The primary end point of this study was to determine the risk factors that predict chronic pouchitis in those patients having ileal pouch-anal anastomosis.


A total of 237 patients with ulcerative colitis and undergoing ileal pouch-anal anastomosis by one surgeon at Oregon Health & Science University from 1993 to 2003 were evaluated. Data were gathered via retrospective chart reviews and by a questionnaire administered by telephone in 2004. Patients were excluded if there was less than one-year follow-up documented in the chart or they could not be contacted by telephone (n = 62), postoperative diagnosis of Crohn's disease (n = 3), failed ileoanal procedure (n = 1), and one-stage ileal pouch-anal anastomosis (n = 3), leaving 167 patients for evaluation. Patients were defined as having chronic pouchitis (> 3 episodes of pouchitis) or no pouchitis (< or = 3 episodes of pouchitis). Potential risk factors included number of operations used to perform ileal pouch-anal anastomosis, fulminant ulcerative colitis with two-stage operation, duration of diverting ileostomy after pouch formation, primary sclerosing cholangitis, other extraintestinal manifestations of ulcerative colitis, preoperative liver function tests, duration of ulcerative colitis, and the occurrence of postoperative complications. Initial univariate analysis was performed on all risk factors. Multivariate analysis was performed on all univariate risk factors with P values < 0.2.


The prevalence of chronic pouchitis in our population was 46 percent. The following variables were identified during univariate analysis and entered into a multivariate model: preoperative serum albumin (P = 0.07), PSC (P = 0.126), duration of diverting ileostomy (P = 0.111), fulminant ulcerative colitis with two-stage operation, (P = 0.051), the presence of postoperative complications (P = 0.031), and the type of postoperative complications (anastomotic complications, P = 0.013). Patients who did not undergo diverting ileostomy at the time of their ileal pouch-anal anastomosis trended toward a lower likelihood of developing chronic pouchitis (P = 0.06). Multivariate analysis showed that patients with postoperative complications (53 percent, P = 0.042), specifically anastomotic complications, were more likely to develop chronic pouchitis (P = 0.005). Eight percent of patients had primary sclerosing cholangitis and 11 percent of patients had at least one extraintestinal manifestation of ulcerative colitis. Patients with primary sclerosing cholangitis were not more likely to develop chronic pouchitis (P = 0.168). Patients with extraintestinal manifestations also were not more likely to develop chronic pouchitis (P = 0.273).
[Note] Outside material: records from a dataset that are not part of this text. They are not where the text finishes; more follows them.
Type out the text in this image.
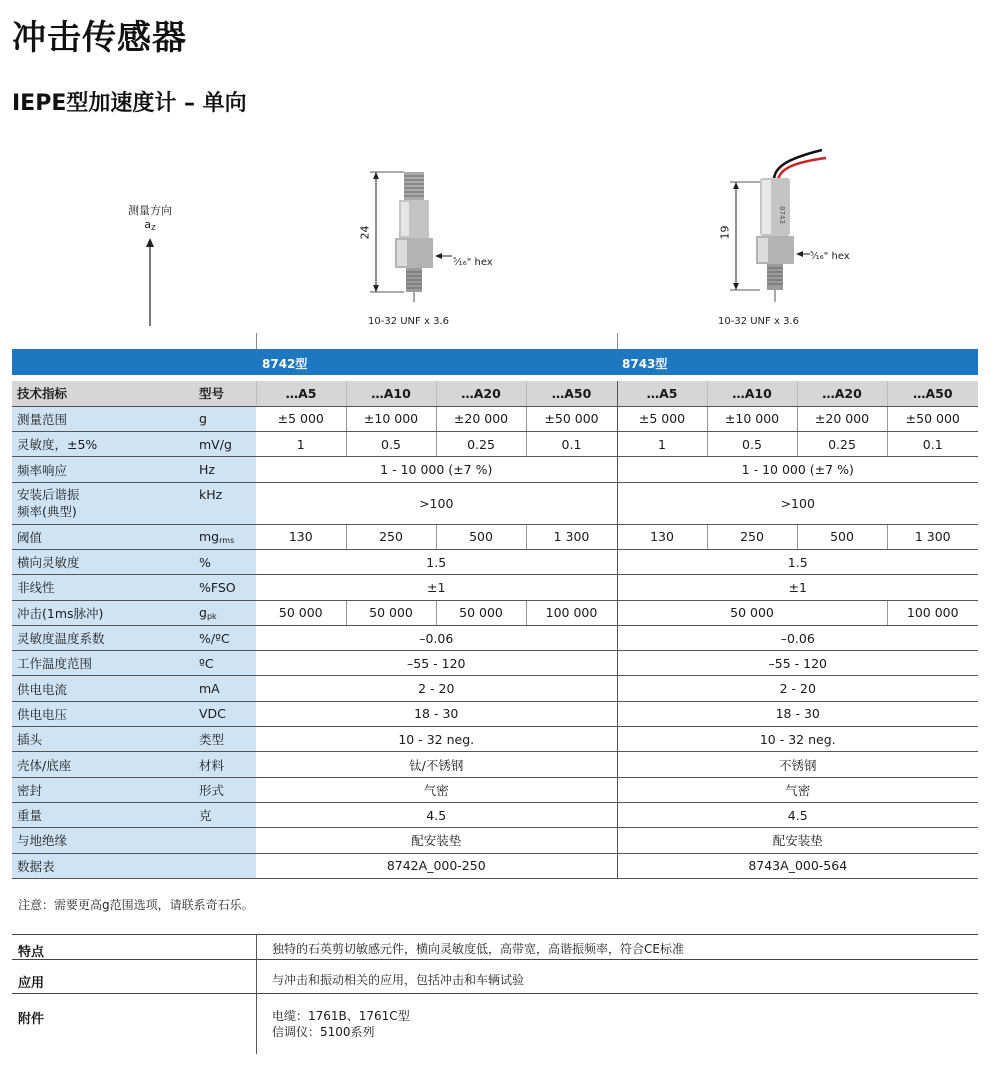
冲击传感器
IEPE型加速度计 – 单向
测量方向
$a_z$	24
⁵⁄₁₆" hex
10-32 UNF x 3.6
8743
19
⁵⁄₁₆" hex
10-32 UNF x 3.6
8742型	8743型
技术指标	型号	…A5	…A10	…A20	…A50	…A5	…A10	…A20	…A50
测量范围	g	±5 000	±10 000	±20 000	±50 000	±5 000	±10 000	±20 000	±50 000
灵敏度，±5%	mV/g	1	0.5	0.25	0.1	1	0.5	0.25	0.1
频率响应	Hz	1 - 10 000 (±7 %)				1 - 10 000 (±7 %)			

安装后谐振
频率(典型)	kHz	>100				>100			
阈值	$mg_{rms}$	130	250	500	1 300	130	250	500	1 300
横向灵敏度	%	1.5				1.5			
非线性	%FSO	±1				±1			
冲击(1ms脉冲)	$g_{pk}$	50 000	50 000	50 000	100 000	50 000			100 000
灵敏度温度系数	%/ºC	–0.06				–0.06			
工作温度范围	ºC	–55 - 120				–55 - 120			
供电电流	mA	2 - 20				2 - 20			
供电电压	VDC	18 - 30				18 - 30			
插头	类型	10 - 32 neg.				10 - 32 neg.			
壳体/底座	材料	钛/不锈钢				不锈钢			
密封	形式	气密				气密			
重量	克	4.5				4.5			
与地绝缘		配安装垫				配安装垫			
数据表		8742A_000-250				8743A_000-564			
注意：需要更高g范围选项，请联系奇石乐。
特点	独特的石英剪切敏感元件，横向灵敏度低，高带宽，高谐振频率，符合CE标准
应用	与冲击和振动相关的应用，包括冲击和车辆试验
附件	电缆：1761B、1761C型
信调仪：5100系列
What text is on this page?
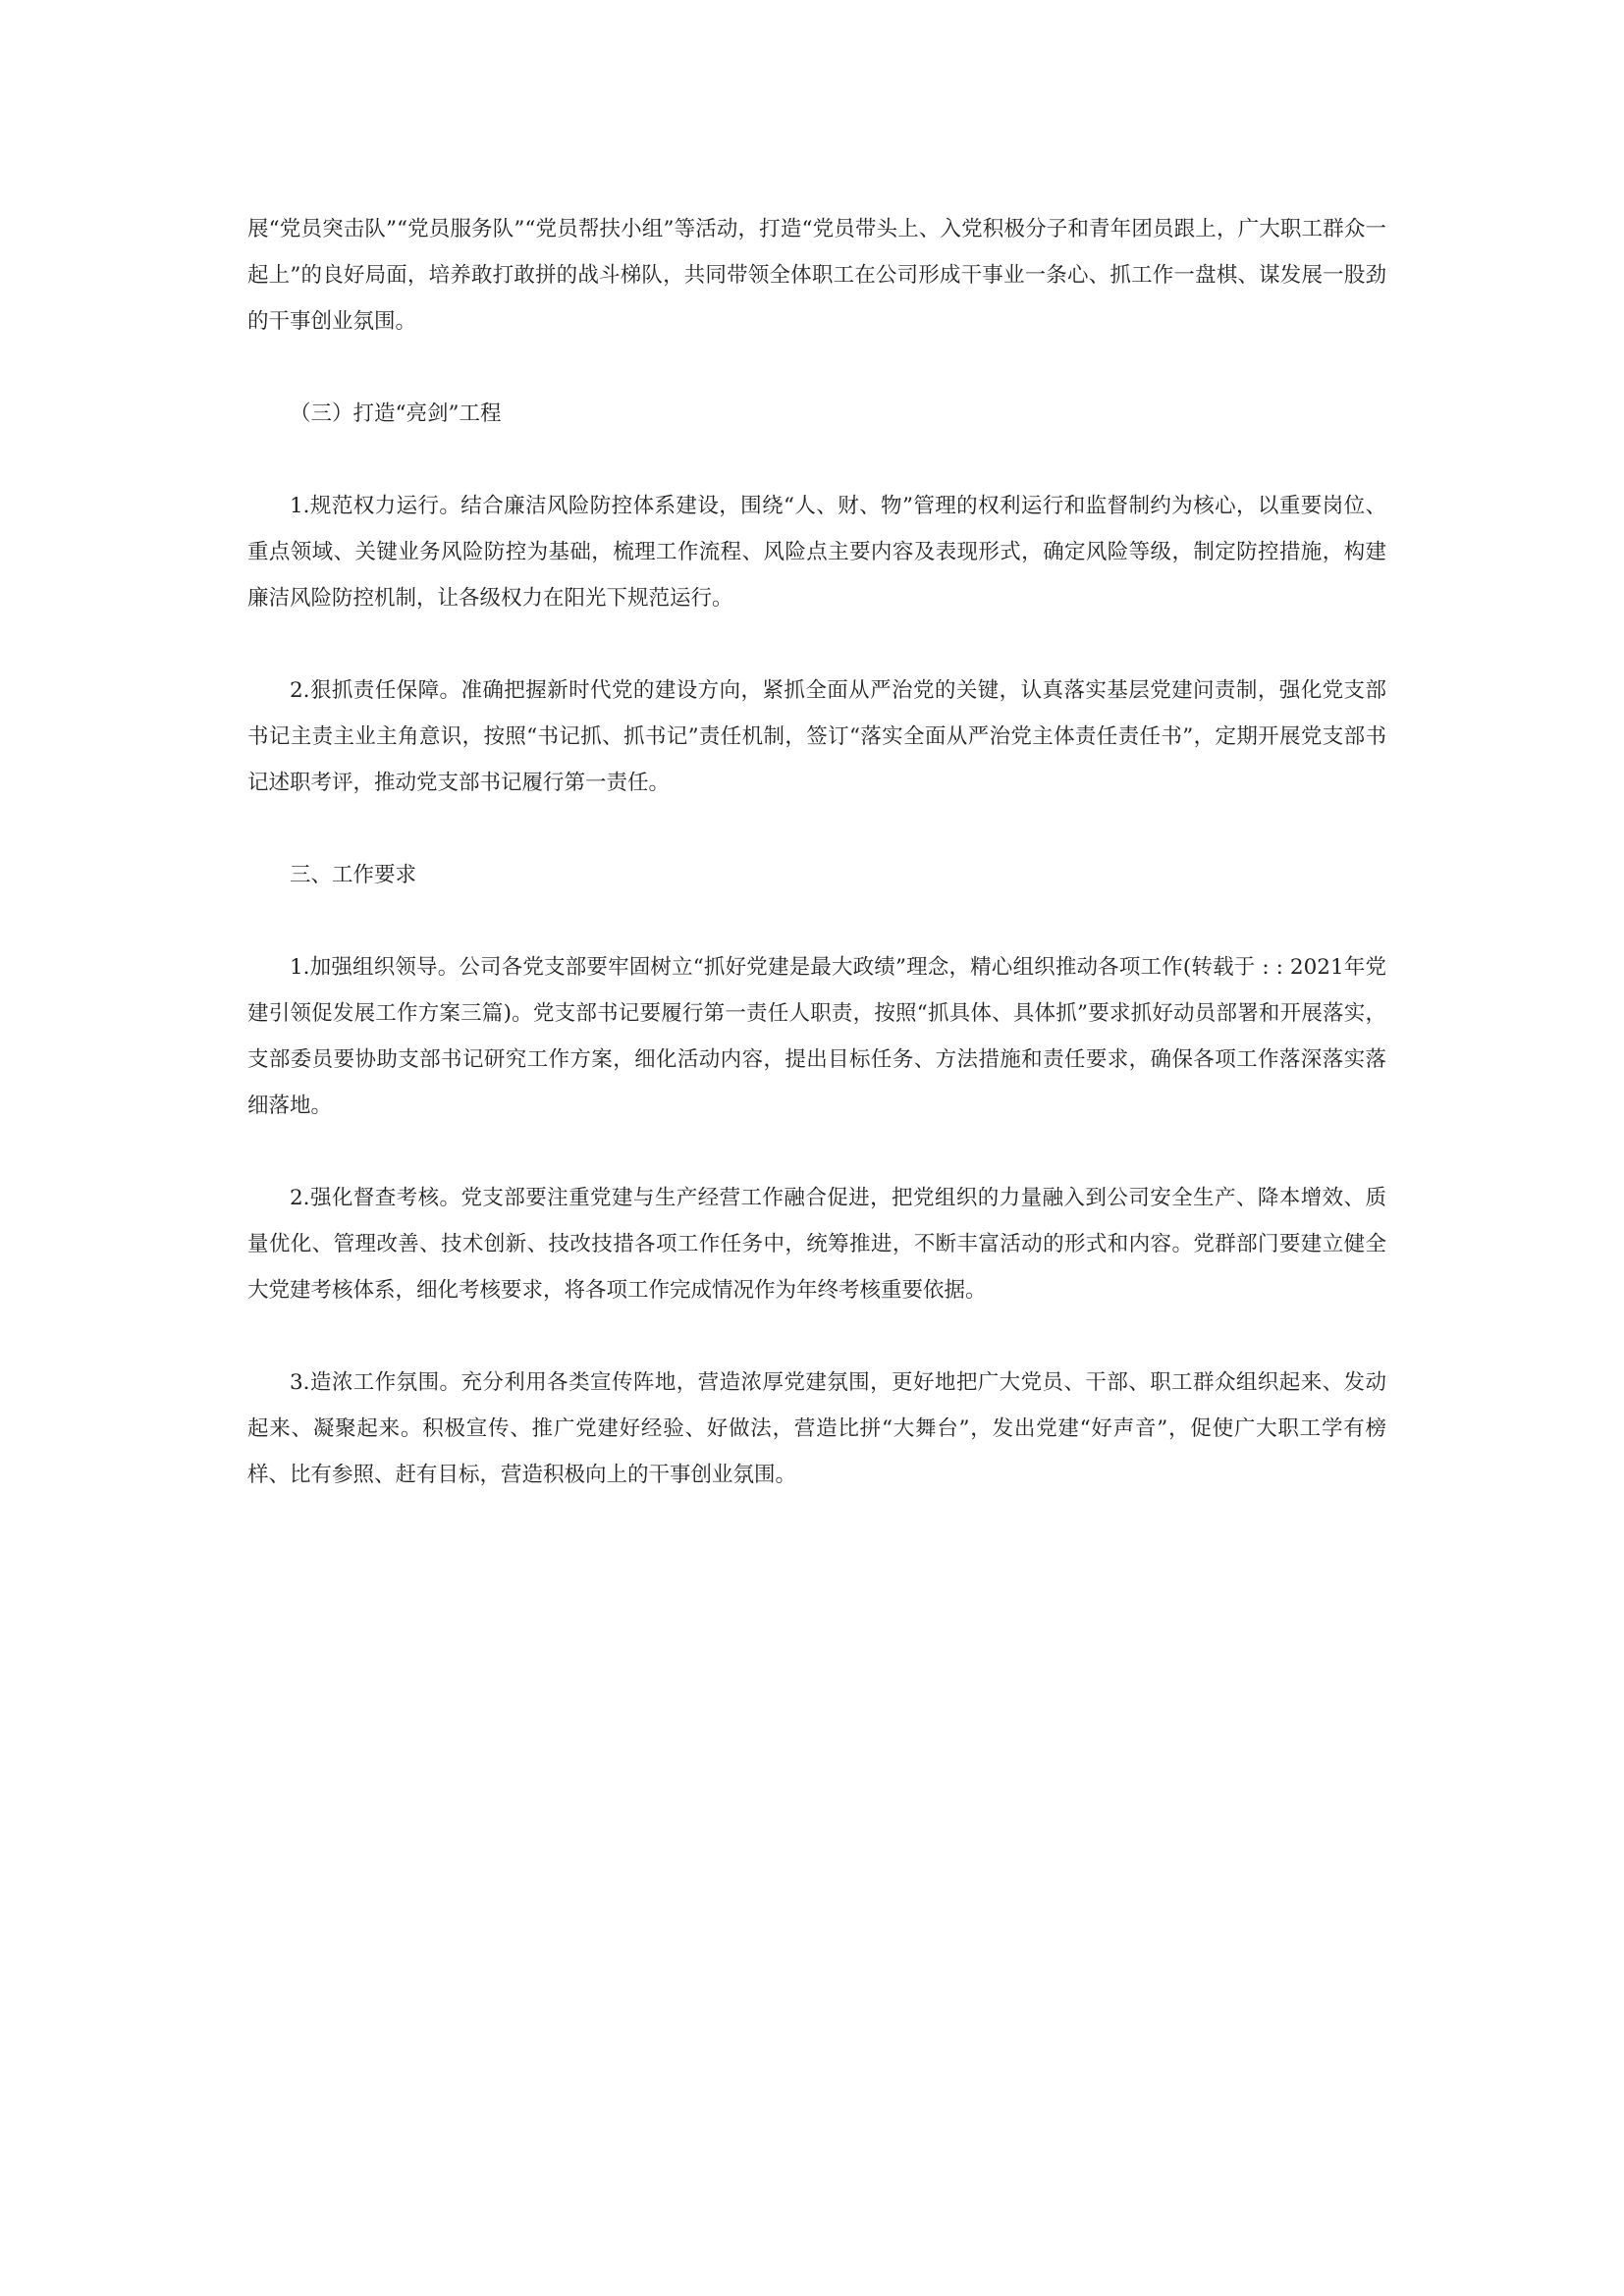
展“党员突击队”“党员服务队”“党员帮扶小组”等活动，打造“党员带头上、入党积极分子和青年团员跟上，广大职工群众一起上”的良好局面，培养敢打敢拼的战斗梯队，共同带领全体职工在公司形成干事业一条心、抓工作一盘棋、谋发展一股劲的干事创业氛围。

（三）打造“亮剑”工程

1.规范权力运行。结合廉洁风险防控体系建设，围绕“人、财、物”管理的权利运行和监督制约为核心，以重要岗位、重点领域、关键业务风险防控为基础，梳理工作流程、风险点主要内容及表现形式，确定风险等级，制定防控措施，构建廉洁风险防控机制，让各级权力在阳光下规范运行。

2.狠抓责任保障。准确把握新时代党的建设方向，紧抓全面从严治党的关键，认真落实基层党建问责制，强化党支部书记主责主业主角意识，按照“书记抓、抓书记”责任机制，签订“落实全面从严治党主体责任责任书”，定期开展党支部书记述职考评，推动党支部书记履行第一责任。

三、工作要求

1.加强组织领导。公司各党支部要牢固树立“抓好党建是最大政绩”理念，精心组织推动各项工作(转载于 : : 2021年党建引领促发展工作方案三篇)。党支部书记要履行第一责任人职责，按照“抓具体、具体抓”要求抓好动员部署和开展落实，支部委员要协助支部书记研究工作方案，细化活动内容，提出目标任务、方法措施和责任要求，确保各项工作落深落实落细落地。

2.强化督查考核。党支部要注重党建与生产经营工作融合促进，把党组织的力量融入到公司安全生产、降本增效、质量优化、管理改善、技术创新、技改技措各项工作任务中，统筹推进，不断丰富活动的形式和内容。党群部门要建立健全大党建考核体系，细化考核要求，将各项工作完成情况作为年终考核重要依据。

3.造浓工作氛围。充分利用各类宣传阵地，营造浓厚党建氛围，更好地把广大党员、干部、职工群众组织起来、发动起来、凝聚起来。积极宣传、推广党建好经验、好做法，营造比拼“大舞台”，发出党建“好声音”，促使广大职工学有榜样、比有参照、赶有目标，营造积极向上的干事创业氛围。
Chronic pouchitis is a frequent complication after ileal pouch-anal anastomosis. In this study patients with primary sclerosing cholangitis or other extraintestinal manifestations of ulcerative colitis were not more likely to develop chronic pouchitis. Patients with postoperative complications, specifically anastomotic complications after ileal pouch-anal anastomosis, were more likely to develop chronic pouchitis and may benefit from early strategies to prevent pouchitis.